To this appeal, so full of truth, touching to the quick the pretence of balance of power and questions of dynasty as excuses for war, and then rising to "a cry of reprobation against war," the Berlin branch of the International Association replied:—
"We join with heart and hand in your protestation….. Solemnly we promise you that neither the noise of drums nor the thunder of cannon, neither victory nor defeat, shall turn us aside from our work for the union of the proletaries of all countries." [Footnote: Testu, pp. 284-85. The General Council, etc., p. iii.]
Then came a meeting of delegates at Chemnitz, in Saxony, representing fifty thousand Saxon working-men, which put forth the following hardy words:—
"We are happy to grasp the fraternal hand stretched out to us by the working-men of France…. Mindful of the watchword of the International Working-Men's Association, Proletarians of all countries, unite! we shall never forget that the working-men of all countries are our friends, and the despots of all countries our enemies." [Footnote: The General Council of the International Working-Men's Association on the War, p. iii.]

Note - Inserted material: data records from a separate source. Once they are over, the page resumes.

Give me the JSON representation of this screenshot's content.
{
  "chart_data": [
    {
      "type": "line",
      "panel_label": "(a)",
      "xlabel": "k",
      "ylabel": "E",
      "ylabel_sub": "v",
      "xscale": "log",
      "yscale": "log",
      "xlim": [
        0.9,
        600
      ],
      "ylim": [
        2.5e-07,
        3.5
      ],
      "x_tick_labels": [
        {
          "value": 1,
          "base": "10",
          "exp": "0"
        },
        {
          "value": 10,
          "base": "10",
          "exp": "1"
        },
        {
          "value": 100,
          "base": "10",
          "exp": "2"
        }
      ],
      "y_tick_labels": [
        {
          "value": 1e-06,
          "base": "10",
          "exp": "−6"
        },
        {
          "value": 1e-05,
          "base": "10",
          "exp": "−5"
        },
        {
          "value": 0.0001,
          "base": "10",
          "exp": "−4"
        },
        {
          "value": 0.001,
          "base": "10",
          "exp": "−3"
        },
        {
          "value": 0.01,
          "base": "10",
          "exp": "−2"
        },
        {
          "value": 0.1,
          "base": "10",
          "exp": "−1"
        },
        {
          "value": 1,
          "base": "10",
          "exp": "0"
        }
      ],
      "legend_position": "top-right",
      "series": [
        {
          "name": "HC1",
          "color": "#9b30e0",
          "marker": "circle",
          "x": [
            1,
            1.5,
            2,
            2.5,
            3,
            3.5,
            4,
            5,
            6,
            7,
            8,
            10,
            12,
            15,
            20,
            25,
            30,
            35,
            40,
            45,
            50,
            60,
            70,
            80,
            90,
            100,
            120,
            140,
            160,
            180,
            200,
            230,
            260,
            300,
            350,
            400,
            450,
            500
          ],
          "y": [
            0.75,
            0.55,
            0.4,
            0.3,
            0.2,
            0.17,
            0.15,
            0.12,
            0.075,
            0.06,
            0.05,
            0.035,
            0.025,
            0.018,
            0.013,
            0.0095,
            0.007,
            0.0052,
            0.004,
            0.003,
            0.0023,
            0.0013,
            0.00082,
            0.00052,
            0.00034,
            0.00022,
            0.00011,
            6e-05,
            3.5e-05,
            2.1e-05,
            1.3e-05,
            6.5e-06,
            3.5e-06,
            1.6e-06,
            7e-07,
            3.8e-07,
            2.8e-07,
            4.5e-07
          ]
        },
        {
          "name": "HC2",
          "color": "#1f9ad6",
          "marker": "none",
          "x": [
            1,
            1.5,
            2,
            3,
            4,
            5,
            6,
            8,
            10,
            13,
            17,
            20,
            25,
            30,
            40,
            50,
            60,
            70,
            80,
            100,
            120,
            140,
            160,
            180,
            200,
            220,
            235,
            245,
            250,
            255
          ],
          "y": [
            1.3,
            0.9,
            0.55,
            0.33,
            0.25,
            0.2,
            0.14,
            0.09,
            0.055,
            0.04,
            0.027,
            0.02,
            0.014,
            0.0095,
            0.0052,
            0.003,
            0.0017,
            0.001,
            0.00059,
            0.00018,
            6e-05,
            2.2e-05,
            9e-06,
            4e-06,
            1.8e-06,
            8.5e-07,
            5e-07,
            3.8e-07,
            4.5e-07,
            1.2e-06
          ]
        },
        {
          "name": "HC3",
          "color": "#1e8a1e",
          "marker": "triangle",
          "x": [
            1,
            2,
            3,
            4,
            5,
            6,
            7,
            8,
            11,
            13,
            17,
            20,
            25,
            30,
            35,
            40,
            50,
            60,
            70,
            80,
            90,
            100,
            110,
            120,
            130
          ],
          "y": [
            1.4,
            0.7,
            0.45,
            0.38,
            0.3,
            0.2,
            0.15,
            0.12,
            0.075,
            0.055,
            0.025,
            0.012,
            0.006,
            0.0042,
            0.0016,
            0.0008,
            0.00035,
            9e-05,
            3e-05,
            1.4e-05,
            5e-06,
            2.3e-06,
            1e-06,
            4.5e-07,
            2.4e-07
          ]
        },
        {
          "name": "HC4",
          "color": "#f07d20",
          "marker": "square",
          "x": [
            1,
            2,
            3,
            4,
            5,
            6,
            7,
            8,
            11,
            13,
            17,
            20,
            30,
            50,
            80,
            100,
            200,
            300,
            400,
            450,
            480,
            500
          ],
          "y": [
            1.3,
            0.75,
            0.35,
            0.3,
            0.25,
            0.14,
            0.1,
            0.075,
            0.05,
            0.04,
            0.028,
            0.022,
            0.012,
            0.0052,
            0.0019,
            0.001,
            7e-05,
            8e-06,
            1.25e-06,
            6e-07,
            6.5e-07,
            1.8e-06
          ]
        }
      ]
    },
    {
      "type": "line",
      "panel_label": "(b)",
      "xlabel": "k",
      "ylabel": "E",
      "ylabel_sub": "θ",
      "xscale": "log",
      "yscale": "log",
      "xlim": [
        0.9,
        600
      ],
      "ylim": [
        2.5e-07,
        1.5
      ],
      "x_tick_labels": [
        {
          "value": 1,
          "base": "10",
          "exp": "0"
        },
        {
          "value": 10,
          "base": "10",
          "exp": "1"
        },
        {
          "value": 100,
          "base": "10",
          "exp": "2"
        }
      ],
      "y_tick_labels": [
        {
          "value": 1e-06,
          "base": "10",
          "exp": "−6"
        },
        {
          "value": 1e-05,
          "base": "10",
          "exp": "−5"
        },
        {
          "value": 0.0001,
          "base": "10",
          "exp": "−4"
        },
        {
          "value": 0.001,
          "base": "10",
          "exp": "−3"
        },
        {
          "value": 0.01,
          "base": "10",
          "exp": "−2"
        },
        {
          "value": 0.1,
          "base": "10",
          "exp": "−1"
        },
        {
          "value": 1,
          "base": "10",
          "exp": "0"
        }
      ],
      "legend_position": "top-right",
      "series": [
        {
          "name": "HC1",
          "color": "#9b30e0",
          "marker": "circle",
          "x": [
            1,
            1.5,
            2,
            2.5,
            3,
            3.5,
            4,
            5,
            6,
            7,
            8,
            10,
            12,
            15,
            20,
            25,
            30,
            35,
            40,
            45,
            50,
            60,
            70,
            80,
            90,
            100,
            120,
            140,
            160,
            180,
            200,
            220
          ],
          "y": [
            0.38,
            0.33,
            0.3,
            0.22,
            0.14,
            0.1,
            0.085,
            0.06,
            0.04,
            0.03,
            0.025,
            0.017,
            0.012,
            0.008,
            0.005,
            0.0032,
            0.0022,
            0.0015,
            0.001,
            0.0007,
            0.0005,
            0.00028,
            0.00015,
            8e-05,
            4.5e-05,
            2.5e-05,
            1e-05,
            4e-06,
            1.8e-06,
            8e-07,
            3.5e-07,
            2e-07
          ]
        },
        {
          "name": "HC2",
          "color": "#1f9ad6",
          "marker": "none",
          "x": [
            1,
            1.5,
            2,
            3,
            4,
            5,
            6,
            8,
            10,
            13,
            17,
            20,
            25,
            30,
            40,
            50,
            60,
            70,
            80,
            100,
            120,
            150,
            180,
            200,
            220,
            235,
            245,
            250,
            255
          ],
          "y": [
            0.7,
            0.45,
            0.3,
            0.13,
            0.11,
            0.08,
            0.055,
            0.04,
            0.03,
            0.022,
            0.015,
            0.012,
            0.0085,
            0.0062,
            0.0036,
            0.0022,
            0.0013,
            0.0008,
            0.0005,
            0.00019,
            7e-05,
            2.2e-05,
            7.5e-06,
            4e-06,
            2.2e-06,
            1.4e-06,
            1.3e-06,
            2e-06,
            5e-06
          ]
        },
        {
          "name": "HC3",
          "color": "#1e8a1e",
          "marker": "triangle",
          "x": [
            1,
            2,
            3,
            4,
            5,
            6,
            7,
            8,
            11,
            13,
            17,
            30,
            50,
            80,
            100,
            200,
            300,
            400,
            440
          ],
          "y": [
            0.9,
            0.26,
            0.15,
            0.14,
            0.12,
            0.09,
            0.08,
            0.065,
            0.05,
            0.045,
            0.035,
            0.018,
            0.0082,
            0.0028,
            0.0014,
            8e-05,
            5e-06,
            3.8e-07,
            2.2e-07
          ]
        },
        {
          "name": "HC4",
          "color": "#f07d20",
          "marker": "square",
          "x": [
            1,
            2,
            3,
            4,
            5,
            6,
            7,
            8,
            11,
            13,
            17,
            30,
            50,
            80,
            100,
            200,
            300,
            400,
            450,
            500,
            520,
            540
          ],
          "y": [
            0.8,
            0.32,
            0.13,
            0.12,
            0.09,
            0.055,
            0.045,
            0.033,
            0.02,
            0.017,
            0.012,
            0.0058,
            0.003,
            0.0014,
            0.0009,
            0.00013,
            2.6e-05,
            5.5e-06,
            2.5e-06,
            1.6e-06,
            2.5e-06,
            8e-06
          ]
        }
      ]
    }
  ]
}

Next followed, at Brunswick, in Germany, on the 16th of July,—the very day after the reading of the war document at the French tribune, and the "light heart" of the Prime-Minister,—a mass meeting of the working-men there, which declared its full concurrence with the manifesto of the Paris branch, spurned the idea of national antagonism to France, and wound up with these solid words:—
"We are enemies of all wars, but above all of dynastic wars"
[Footnote: Ibid.]
The whole subject is presented with admirable power in an address from the Workmen's Peace Committee to the Working-Men of Great Britain and Ireland, duly signed by their officers. Here are some of its sentences:—
"Without us war must cease; for without us standing armies could not exist. It is out of our class chiefly that they are formed."
"We would call upon and implore the peoples of France find Germany, in order to enable their own rulers to realize these their peace-loving professions, to insist upon the abolition of standing armies, as both the source and means of war, nurseries of vice, and locust-consumers of the fruits of useful industry."
"What we claim and demand—what we would implore the peoples of Europe to do, without regard to Courts, Cabinets, or Dynasties—is to insist upon Arbitration as a substitute for war, with peace and its blessings for them, for us, for the whole civilized world." [Footnote: Herald of Peace for 1870, September 1st, pp. 101-2.]